Some protocol for confirming from time to time that your friends haven't lost their shares is also prudent. I always advise any disaster recovery plan that doesn't include semi-regular drills isn't a plan it's just hope. There's a reason militaries, first responders, disaster response agencies, etc. are always doing drills.
I once designed something like this using sealed paper cards in identified sequence - think something like the nuclear codes you see in movies. Annually you call each custodian and get them to break open the next one and read out the code, which attests their share hasn't been lost or damaged. The routine also keeps them tuned in so they don't just stuff your stuff in an attic and forget about it, unable to find their piece when the time comes. In this context, it also happens to be a great way to dedicate some time once a year to catch up (eg. take the opportunity to really focus on your friend in an intentioned way, ask about what's going on in their life, etc).
The rest of my comments are overkill but maybe fun to discuss from an academic perspective.
Another edge case risk is of a flawed Shamir implementation. i.e. Some years from now, a bug or exploit is discovered affecting the library you're using to provide that algorithm. More sophisticated users who want to mitigate against that risk can further silo their sensitive info - eg. only include a master password and instructions in the Shamir-protected content. Put the data those gain access to somewhere else (obviously with redundancy) protected by different safeguards. Comes at the cost of added complexity (both for maintenance and recovery).
Auditing to detect collusion is also something to think about in schemes like these (eg. somehow watermark the decrypted output to indicate which friends' shares were utilized for a particular recovery - but probably only useful if the watermarked stuff is likely to be conveyed outside the group of colluders). And timelocks to make wrench attacks less practical (likely requires some external process).

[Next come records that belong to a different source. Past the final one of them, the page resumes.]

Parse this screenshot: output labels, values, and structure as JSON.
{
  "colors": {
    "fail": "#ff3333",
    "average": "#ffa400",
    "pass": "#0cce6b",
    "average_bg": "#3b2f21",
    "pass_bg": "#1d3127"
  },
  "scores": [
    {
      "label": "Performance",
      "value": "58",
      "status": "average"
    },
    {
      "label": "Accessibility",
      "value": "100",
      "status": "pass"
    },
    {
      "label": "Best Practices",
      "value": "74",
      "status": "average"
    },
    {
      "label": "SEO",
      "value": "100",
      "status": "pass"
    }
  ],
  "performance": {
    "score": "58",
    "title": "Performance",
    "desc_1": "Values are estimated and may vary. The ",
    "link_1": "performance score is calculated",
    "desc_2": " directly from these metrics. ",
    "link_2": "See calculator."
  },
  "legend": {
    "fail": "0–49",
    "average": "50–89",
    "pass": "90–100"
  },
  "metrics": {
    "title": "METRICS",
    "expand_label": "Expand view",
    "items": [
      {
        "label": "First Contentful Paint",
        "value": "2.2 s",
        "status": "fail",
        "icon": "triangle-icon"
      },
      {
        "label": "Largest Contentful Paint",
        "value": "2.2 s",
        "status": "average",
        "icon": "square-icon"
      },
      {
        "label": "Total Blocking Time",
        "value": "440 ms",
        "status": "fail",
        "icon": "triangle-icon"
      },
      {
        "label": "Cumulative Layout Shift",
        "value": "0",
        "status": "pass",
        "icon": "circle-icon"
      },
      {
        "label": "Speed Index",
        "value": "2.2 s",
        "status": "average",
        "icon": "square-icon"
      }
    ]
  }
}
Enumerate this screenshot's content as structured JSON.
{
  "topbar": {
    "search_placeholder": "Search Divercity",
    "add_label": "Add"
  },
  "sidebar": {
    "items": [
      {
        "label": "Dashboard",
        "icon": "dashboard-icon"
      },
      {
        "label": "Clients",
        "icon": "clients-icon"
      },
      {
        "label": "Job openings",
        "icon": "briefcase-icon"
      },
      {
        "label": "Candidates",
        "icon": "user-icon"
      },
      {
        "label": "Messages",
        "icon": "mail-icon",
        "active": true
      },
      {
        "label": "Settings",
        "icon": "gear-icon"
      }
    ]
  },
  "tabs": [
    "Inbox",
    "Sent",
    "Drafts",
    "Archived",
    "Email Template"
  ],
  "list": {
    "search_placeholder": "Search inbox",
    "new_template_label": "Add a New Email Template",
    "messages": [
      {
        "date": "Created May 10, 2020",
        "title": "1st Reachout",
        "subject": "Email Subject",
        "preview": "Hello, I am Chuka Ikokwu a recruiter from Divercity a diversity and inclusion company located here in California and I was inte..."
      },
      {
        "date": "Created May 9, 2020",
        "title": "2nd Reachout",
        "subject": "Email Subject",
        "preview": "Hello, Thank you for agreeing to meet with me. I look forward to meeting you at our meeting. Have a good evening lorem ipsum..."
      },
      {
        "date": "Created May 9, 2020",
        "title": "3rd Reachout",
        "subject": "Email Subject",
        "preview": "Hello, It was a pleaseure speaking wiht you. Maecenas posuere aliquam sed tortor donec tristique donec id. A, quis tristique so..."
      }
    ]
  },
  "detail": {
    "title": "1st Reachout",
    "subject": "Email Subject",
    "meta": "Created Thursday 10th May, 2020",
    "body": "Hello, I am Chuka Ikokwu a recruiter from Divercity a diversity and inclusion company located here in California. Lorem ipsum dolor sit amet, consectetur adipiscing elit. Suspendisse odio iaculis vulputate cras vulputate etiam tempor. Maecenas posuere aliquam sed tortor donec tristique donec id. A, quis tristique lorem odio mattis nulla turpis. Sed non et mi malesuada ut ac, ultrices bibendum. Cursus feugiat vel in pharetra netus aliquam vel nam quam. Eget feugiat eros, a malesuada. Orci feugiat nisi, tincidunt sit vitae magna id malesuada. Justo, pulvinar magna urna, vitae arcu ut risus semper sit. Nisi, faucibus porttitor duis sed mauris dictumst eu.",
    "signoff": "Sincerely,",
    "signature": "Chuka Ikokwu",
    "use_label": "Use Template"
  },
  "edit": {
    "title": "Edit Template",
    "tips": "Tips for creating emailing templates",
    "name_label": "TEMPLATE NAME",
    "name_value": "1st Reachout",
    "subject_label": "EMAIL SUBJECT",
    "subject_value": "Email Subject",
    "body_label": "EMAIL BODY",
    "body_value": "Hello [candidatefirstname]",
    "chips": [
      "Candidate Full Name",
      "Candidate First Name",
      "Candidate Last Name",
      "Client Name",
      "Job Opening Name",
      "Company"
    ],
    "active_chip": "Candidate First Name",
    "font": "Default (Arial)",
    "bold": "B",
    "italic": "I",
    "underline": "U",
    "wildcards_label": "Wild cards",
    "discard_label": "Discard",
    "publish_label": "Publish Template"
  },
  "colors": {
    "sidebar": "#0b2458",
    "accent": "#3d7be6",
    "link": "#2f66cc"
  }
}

Finally, who conducted your Security Audit? It looks to me as if someone internal (possibly with the help of AI?) basically put together a bunch of checks you can run on the source code using command line tools. There's definitely a ton of benefit to that (often the individuals closest to a system are best positioned to find weaknesses if given the time to do so) and it's nice that the commands are constructed in a way other developers are likely to understand if they want to perform their own review. But might be a little misleading to call it an "audit", a term typically taken to mean some outside professional agency is conducting an independent and thorough review and formally signing off on their findings.
Also those audit steps look pretty Linux-centric (eg. Verify Share Permissions / 0600, symlink handling). Is it intended development only take place on that platform?
Again, thanks for sharing and best of luck with your project!
i thought 3M had already invented the best password safe ;)
master password on paper hard copy
Yubikey
I explicitly make it so I cannot regain access to my computer in the event that my memory becomes faulty.
I would be in an impaired state, and cannot function in way that would be conducive to either work or pleasure in terms of computer use.
That is to say, the entire reason why I have password security at all is to keep out people who do not know the password. If someone does not know the password, they should not be able to access the system. That obviously and clearly applies to myself as much as any other person. "If you do not know it, then you do not need it."